In Tunisia, women remain sceptical of the justice system. Only 17% of domestic violence victims report attacks and 73% said they do not expect anything from the institutions and services in place.
The government-affiliated Centre for Research, Studies, Documentation and Information on Women (CREDIF) conducted studies in 2010 and 2016, polling 3,873 women between the ages of 18 and 64. The results indicated that the rate of violence against women rose from 20% in 2010 to 75% in 2016. The rate of domestic abuse surged from 47% in 2010 to 60% in 2016.
Surveys carried out every four years by the Ministry of Women, Family and Children have shown that more than 90% of children are victims of domestic violence in Tunisia.
Reports by the ministry detail different forms of child abuse, ranging from verbal and physical violence (in and outside the home) to sexual assault and neglect.
Minister of Women, Family and Children Naziha Laabidi said during a workshop titled “Women, Peace and Security in Tunisia” that there was a comprehensive strategy to combat violence against vulnerable groups from different demographic categories.
“Counselling centres and shelters have been created for victims of abuse, notably women. We have also launched a toll-free number, 1899, for vulnerable people. Currently, we are working to train the personnel so as to provide the callers with the required assistance on a daily basis,” she said.
The minister said the toll-free number was “destined to serve all vulnerable categories, including children, women and old people.”
“Human dignity has no date and no limit,” Laabidi said.
CREDIF Director Dalenda Largueche said the care centres, notably the Sidi Dhrif Centre, had been created for psychological treatment.
“At CREDIF, we have organised awareness campaigns in the different regions to promote the current legislation and reassure women that they are not alone,” Largueche said. “Many women are not aware of their rights, the laws and the different mechanisms in place to ensure their protection.”

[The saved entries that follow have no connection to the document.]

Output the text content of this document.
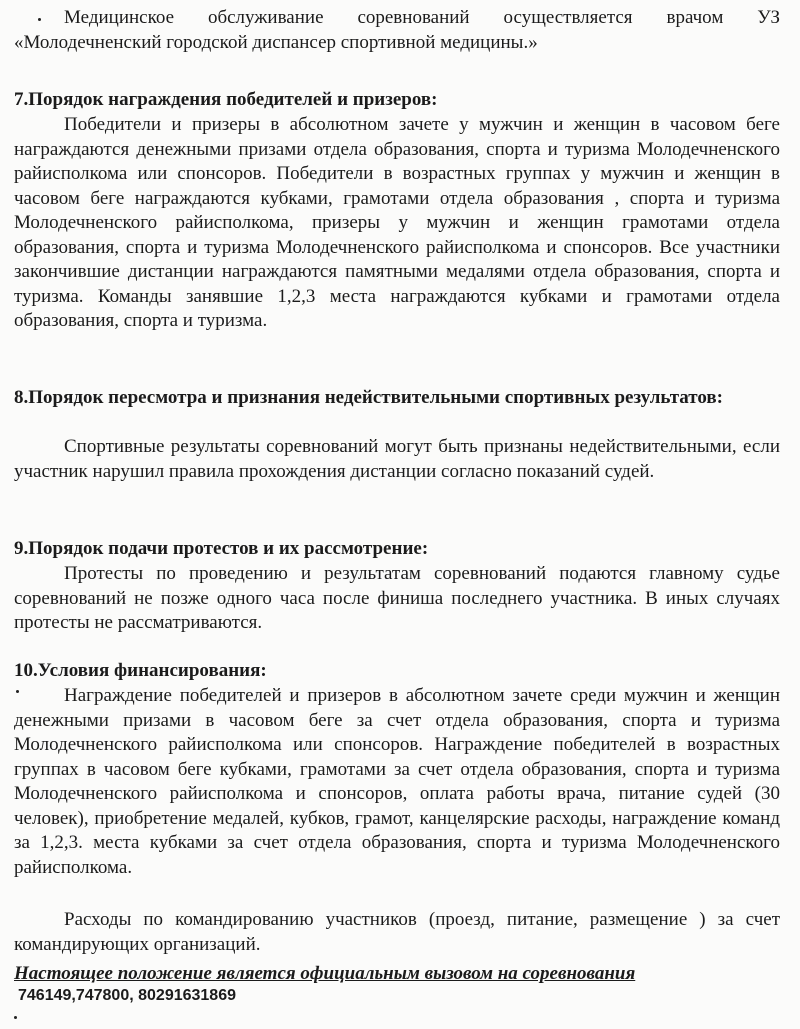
Медицинское обслуживание соревнований осуществляется врачом УЗ «Молодечненский городской диспансер спортивной медицины.»

7.Порядок награждения победителей и призеров:

Победители и призеры в абсолютном зачете у мужчин и женщин в часовом беге награждаются денежными призами отдела образования, спорта и туризма Молодечненского райисполкома или спонсоров. Победители в возрастных группах у мужчин и женщин в часовом беге награждаются кубками, грамотами отдела образования , спорта и туризма Молодечненского райисполкома, призеры у мужчин и женщин грамотами отдела образования, спорта и туризма Молодечненского райисполкома и спонсоров. Все участники закончившие дистанции награждаются памятными медалями отдела образования, спорта и туризма. Команды занявшие 1,2,3 места награждаются кубками и грамотами отдела образования, спорта и туризма.

8.Порядок пересмотра и признания недействительными спортивных результатов:

Спортивные результаты соревнований могут быть признаны недействительными, если участник нарушил правила прохождения дистанции согласно показаний судей.

9.Порядок подачи протестов и их рассмотрение:

Протесты по проведению и результатам соревнований подаются главному судье соревнований не позже одного часа после финиша последнего участника. В иных случаях протесты не рассматриваются.

10.Условия финансирования:

Награждение победителей и призеров в абсолютном зачете среди мужчин и женщин денежными призами в часовом беге за счет отдела образования, спорта и туризма Молодечненского райисполкома или спонсоров. Награждение победителей в возрастных группах в часовом беге кубками, грамотами за счет отдела образования, спорта и туризма Молодечненского райисполкома и спонсоров, оплата работы врача, питание судей (30 человек), приобретение медалей, кубков, грамот, канцелярские расходы, награждение команд за 1,2,3. места кубками за счет отдела образования, спорта и туризма Молодечненского райисполкома.

Расходы по командированию участников (проезд, питание, размещение ) за счет командирующих организаций.

Настоящее положение является официальным вызовом на соревнования

746149,747800, 80291631869
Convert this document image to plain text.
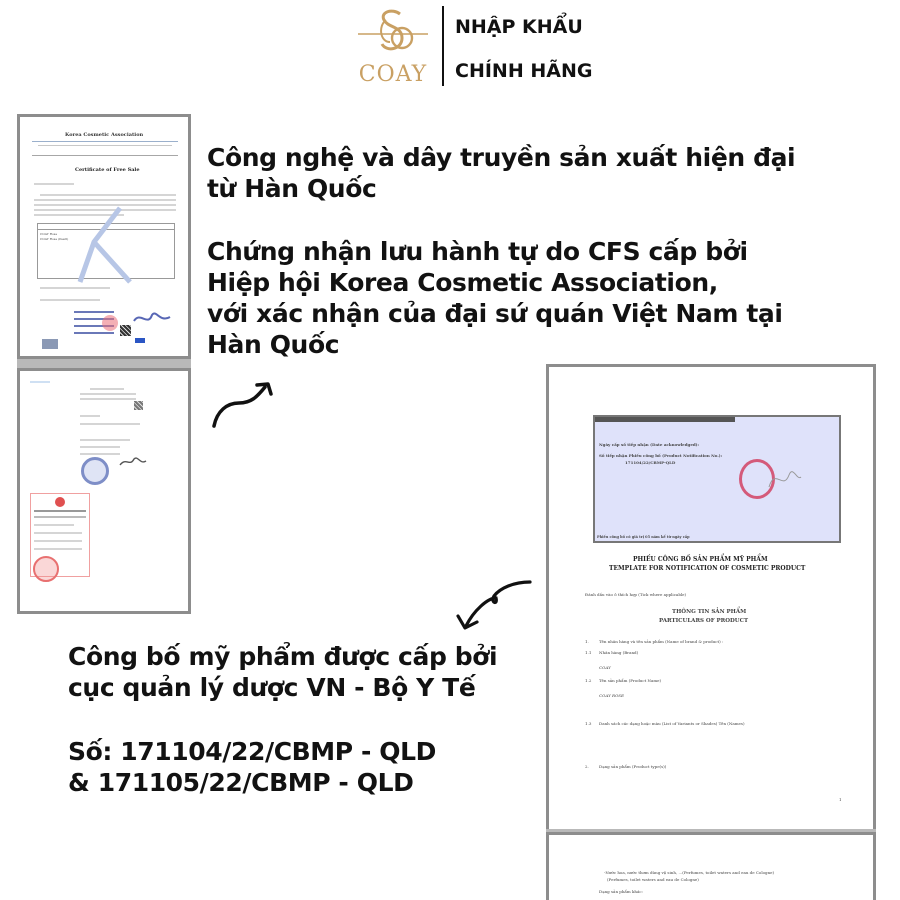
COAY
NHẬP KHẨU
CHÍNH HÃNG
Korea Cosmetic Association
Certificate of Free Sale
COAY Rose
COAY Rose (Pearl)
Ngày cấp số tiếp nhận (Date acknowledged):
Số tiếp nhận Phiếu công bố (Product Notification No.):
171104/22/CBMP-QLD
Phiếu công bố có giá trị 05 năm kể từ ngày cấp
PHIẾU CÔNG BỐ SẢN PHẨM MỸ PHẨM
TEMPLATE FOR NOTIFICATION OF COSMETIC PRODUCT
Đánh dấu vào ô thích hợp (Tick where applicable)
THÔNG TIN SẢN PHẨM
PARTICULARS OF PRODUCT
1.	Tên nhãn hàng và tên sản phẩm (Name of brand & product) :
1.1 Nhãn hàng (Brand)
COAY
1.2 Tên sản phẩm (Product Name)
COAY ROSE
1.3 Danh sách các dạng hoặc màu (List of Variants or Shades) Tên (Names)
2.	Dạng sản phẩm (Product type(s))
1
-Nước hoa, nước thơm dùng vệ sinh, ...(Perfumes, toilet waters and eau de Cologne)
(Perfumes, toilet waters and eau de Cologne)
Dạng sản phẩm khác:
Công nghệ và dây truyền sản xuất hiện đại
từ Hàn Quốc
Chứng nhận lưu hành tự do CFS cấp bởi
Hiệp hội Korea Cosmetic Association,
với xác nhận của đại sứ quán Việt Nam tại
Hàn Quốc
Công bố mỹ phẩm được cấp bởi
cục quản lý dược VN - Bộ Y Tế
Số: 171104/22/CBMP - QLD
& 171105/22/CBMP - QLD
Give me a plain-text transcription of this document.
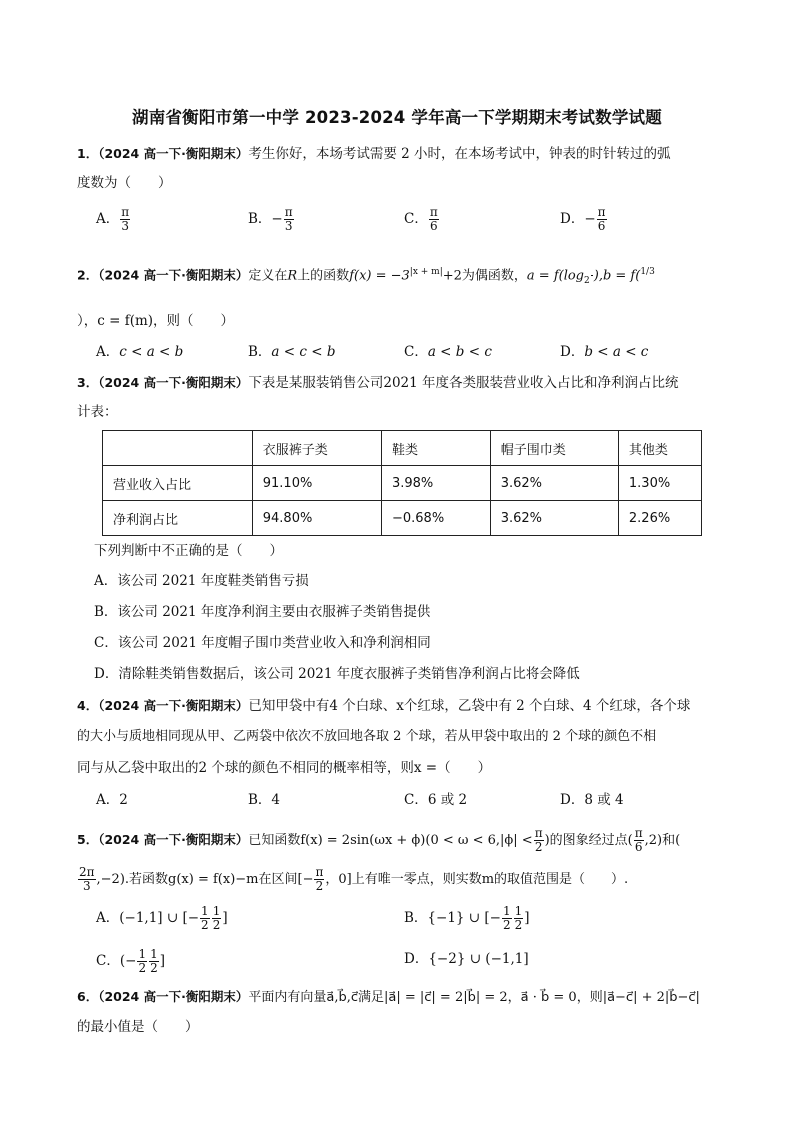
湖南省衡阳市第一中学 2023-2024 学年高一下学期期末考试数学试题
1．（2024 高一下·衡阳期末）考生你好，本场考试需要 2 小时，在本场考试中，钟表的时针转过的弧
度数为（　　）
A． $\frac{\pi}{3}$	B．− $\frac{\pi}{3}$	C． $\frac{\pi}{6}$	D．− $\frac{\pi}{6}$
2．（2024 高一下·衡阳期末）定义在R上的函数$f(x) = -3^{|x + m|}+2$为偶函数，$a = f(\log_2$ ),b = f($^{1/3}$
），c = f(m)，则（　　）
A．c < a < b	B．a < c < b	C．a < b < c	D．b < a < c
3．（2024 高一下·衡阳期末）下表是某服装销售公司2021 年度各类服装营业收入占比和净利润占比统
计表：
	衣服裤子类	鞋类	帽子围巾类	其他类
营业收入占比	91.10%	3.98%	3.62%	1.30%
净利润占比	94.80%	−0.68%	3.62%	2.26%
下列判断中不正确的是（　　）
A．该公司 2021 年度鞋类销售亏损
B．该公司 2021 年度净利润主要由衣服裤子类销售提供
C．该公司 2021 年度帽子围巾类营业收入和净利润相同
D．清除鞋类销售数据后，该公司 2021 年度衣服裤子类销售净利润占比将会降低
4．（2024 高一下·衡阳期末）已知甲袋中有4 个白球、x个红球，乙袋中有 2 个白球、4 个红球，各个球
的大小与质地相同现从甲、乙两袋中依次不放回地各取 2 个球，若从甲袋中取出的 2 个球的颜色不相
同与从乙袋中取出的2 个球的颜色不相同的概率相等，则x =（　　）
A．2	B．4	C．6 或 2	D．8 或 4
5．（2024 高一下·衡阳期末）已知函数$f(x) = 2\sin(\omega x + \phi)(0 < \omega < 6,|\phi| < \frac{\pi}{2}$ )的图象经过点( $\frac{\pi}{6} ,2$)和(
$\frac{2\pi}{3} ,-2$).若函数g(x) = f(x)−m在区间[− $\frac{\pi}{2}$ ，0]上有唯一零点，则实数m的取值范围是（　　）.
A．(−1,1] ∪ [− $\frac{1}{2} \frac{1}{2}$ ]	B．{−1} ∪ [− $\frac{1}{2} \frac{1}{2}$ ]
C．(− $\frac{1}{2} \frac{1}{2}$ ]	D．{−2} ∪ (−1,1]
6．（2024 高一下·衡阳期末）平面内有向量a⃗,b⃗,c⃗满足|a⃗| = |c⃗| = 2|b⃗| = 2，a⃗ · b⃗ = 0，则|a⃗−c⃗| + 2|b⃗−c⃗|
的最小值是（　　）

In Tunisia, many actors are involved in advocating on behalf of vulnerable groups. However, government bodies and civil society groups face major resistance from traditional society and other forces of conservatism, especially Islamists.
“It is a vicious circle,” Largueche warned. “Children who have been raised in an environment of abuse are more inclined to reproduce this model.”
With the help of international organisations, Tunisia is testing different ways to prevent domestic violence. Awareness campaigns are focused on schools and universities. The country is also relying on culture as a field through which to raise awareness on the issue of domestic violence.
Cooperation between the different ministries is also picking up steam and national bodies and independent institutions are redoubling efforts to guarantee the rule of law.
“Do not be mistaken,” Largueche cautioned, “the fight against domestic violence will take decades.”